LASE has been operated from the NASA ER-2, DC-8, and P-3 aircraft, and has participated in five major field experiments during 1995-1999 as discussed in Chapter 1. During each of these field experiments the LASE water vapour measurement accuracy has been verified by comparison with other remote and in situ water vapour sensors.

Figure 2.17 Comparison of LASE measurements with the Lear Jet cryogenic hygrometer, NASA Goddard Raman LIDAR, and Vaisala radiosonde measurements made near the Wallops Flight Facility on 12 September 1995.

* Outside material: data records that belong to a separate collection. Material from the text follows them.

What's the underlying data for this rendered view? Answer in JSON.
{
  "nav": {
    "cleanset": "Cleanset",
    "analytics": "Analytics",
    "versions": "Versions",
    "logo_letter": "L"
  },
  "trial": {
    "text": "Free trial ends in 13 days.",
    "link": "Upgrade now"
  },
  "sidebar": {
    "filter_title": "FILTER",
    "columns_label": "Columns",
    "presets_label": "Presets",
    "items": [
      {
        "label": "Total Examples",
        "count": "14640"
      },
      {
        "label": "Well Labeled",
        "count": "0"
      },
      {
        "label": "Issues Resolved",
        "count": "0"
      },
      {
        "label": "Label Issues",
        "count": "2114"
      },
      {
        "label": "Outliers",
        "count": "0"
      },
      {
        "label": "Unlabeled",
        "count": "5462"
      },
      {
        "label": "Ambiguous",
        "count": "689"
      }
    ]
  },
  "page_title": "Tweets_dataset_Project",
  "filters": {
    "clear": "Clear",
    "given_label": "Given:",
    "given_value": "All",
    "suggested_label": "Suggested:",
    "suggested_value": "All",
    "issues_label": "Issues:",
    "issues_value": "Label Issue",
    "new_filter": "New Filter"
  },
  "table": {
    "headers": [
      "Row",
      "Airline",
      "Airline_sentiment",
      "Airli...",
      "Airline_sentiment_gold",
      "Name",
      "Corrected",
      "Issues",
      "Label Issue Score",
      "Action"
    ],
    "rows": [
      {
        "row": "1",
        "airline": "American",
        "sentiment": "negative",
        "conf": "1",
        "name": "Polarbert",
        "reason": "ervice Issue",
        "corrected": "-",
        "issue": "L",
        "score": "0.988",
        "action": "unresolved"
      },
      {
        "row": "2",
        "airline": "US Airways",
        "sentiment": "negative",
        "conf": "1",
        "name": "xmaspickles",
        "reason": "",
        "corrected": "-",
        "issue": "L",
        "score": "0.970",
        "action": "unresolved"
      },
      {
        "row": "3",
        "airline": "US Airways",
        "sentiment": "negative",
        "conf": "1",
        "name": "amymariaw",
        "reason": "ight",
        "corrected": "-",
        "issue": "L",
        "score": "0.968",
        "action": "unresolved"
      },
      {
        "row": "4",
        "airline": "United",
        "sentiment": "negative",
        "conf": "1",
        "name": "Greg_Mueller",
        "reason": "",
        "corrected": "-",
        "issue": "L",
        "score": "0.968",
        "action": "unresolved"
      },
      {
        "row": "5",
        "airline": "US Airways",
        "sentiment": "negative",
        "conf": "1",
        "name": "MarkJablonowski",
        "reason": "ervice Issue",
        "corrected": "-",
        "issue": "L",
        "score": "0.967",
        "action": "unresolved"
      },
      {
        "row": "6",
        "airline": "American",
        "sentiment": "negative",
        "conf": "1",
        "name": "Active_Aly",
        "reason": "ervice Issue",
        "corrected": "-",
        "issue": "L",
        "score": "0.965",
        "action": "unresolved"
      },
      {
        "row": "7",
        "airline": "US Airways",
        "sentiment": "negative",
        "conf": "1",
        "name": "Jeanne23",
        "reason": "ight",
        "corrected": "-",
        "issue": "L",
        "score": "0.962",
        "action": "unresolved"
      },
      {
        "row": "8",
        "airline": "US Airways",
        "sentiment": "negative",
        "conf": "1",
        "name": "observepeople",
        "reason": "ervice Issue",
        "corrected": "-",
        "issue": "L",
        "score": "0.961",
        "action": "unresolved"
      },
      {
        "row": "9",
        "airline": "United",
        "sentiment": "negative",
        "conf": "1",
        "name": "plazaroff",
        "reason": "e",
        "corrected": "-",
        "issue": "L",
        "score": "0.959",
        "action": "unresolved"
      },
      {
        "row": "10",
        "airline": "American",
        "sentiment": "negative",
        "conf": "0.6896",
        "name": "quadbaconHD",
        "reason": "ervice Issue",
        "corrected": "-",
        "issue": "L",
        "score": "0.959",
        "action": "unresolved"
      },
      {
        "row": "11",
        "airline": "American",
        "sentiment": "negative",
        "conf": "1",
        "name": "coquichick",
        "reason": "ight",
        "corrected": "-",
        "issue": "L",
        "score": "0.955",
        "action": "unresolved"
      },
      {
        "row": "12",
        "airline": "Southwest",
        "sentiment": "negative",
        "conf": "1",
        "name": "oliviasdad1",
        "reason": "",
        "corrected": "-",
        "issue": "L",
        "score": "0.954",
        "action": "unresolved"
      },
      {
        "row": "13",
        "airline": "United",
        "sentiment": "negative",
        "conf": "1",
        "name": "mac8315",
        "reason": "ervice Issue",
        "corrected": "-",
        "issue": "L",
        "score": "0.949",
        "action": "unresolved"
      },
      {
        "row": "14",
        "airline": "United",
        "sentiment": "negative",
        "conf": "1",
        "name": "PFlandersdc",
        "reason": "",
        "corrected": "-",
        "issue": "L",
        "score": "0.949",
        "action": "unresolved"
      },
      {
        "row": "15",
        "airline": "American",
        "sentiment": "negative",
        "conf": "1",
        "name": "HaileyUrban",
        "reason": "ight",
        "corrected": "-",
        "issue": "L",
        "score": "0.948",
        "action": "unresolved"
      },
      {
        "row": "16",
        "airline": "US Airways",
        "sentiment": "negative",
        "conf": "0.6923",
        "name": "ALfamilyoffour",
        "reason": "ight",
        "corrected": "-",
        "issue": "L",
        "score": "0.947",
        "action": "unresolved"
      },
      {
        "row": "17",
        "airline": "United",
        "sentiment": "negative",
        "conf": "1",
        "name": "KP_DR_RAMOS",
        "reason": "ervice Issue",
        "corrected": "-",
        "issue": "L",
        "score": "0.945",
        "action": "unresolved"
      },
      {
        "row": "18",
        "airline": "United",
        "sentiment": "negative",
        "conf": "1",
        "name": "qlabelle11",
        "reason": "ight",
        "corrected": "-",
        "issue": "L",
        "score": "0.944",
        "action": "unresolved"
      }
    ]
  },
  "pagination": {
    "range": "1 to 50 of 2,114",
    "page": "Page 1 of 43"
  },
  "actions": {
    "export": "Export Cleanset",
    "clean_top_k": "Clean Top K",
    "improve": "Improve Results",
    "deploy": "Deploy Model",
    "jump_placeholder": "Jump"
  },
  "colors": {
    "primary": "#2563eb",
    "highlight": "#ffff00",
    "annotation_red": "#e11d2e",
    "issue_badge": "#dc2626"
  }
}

Raman LIDAR and H-Humicap sensor comparisons

The comparison of water vapour mixing ratio measured by the OHP LIDAR and radiosondes (H-Humicap, RS80) launched simultaneously at the same site reveals a dispersion of 2% and no significant bias (<1%) up to 9 km for 20 coincident measurements. Above 9 km, the water vapour density measured with the LIDAR exceeds radiosonde measurements by 2-5%. This is probably due to temperature dependence and hysteresis effects of the H-Humicap sensor. When the comparison is performed as a function of mixing ratio values, H-Humicap underestimates water vapour (2%) for densities larger than 0.001 g/g of dry air and overestimates water vapour (2-5%) for densities smaller than 0.0001 g/g of dry air. This effect leads to a discrepancy in the water vapour distribution observed with the two instruments mainly at the extremes of the distribution. It also appears that the H-Humicap sensor has a bias (5%) for temperatures lower than 220-230 K, corresponding to typical upper tropospheric conditions.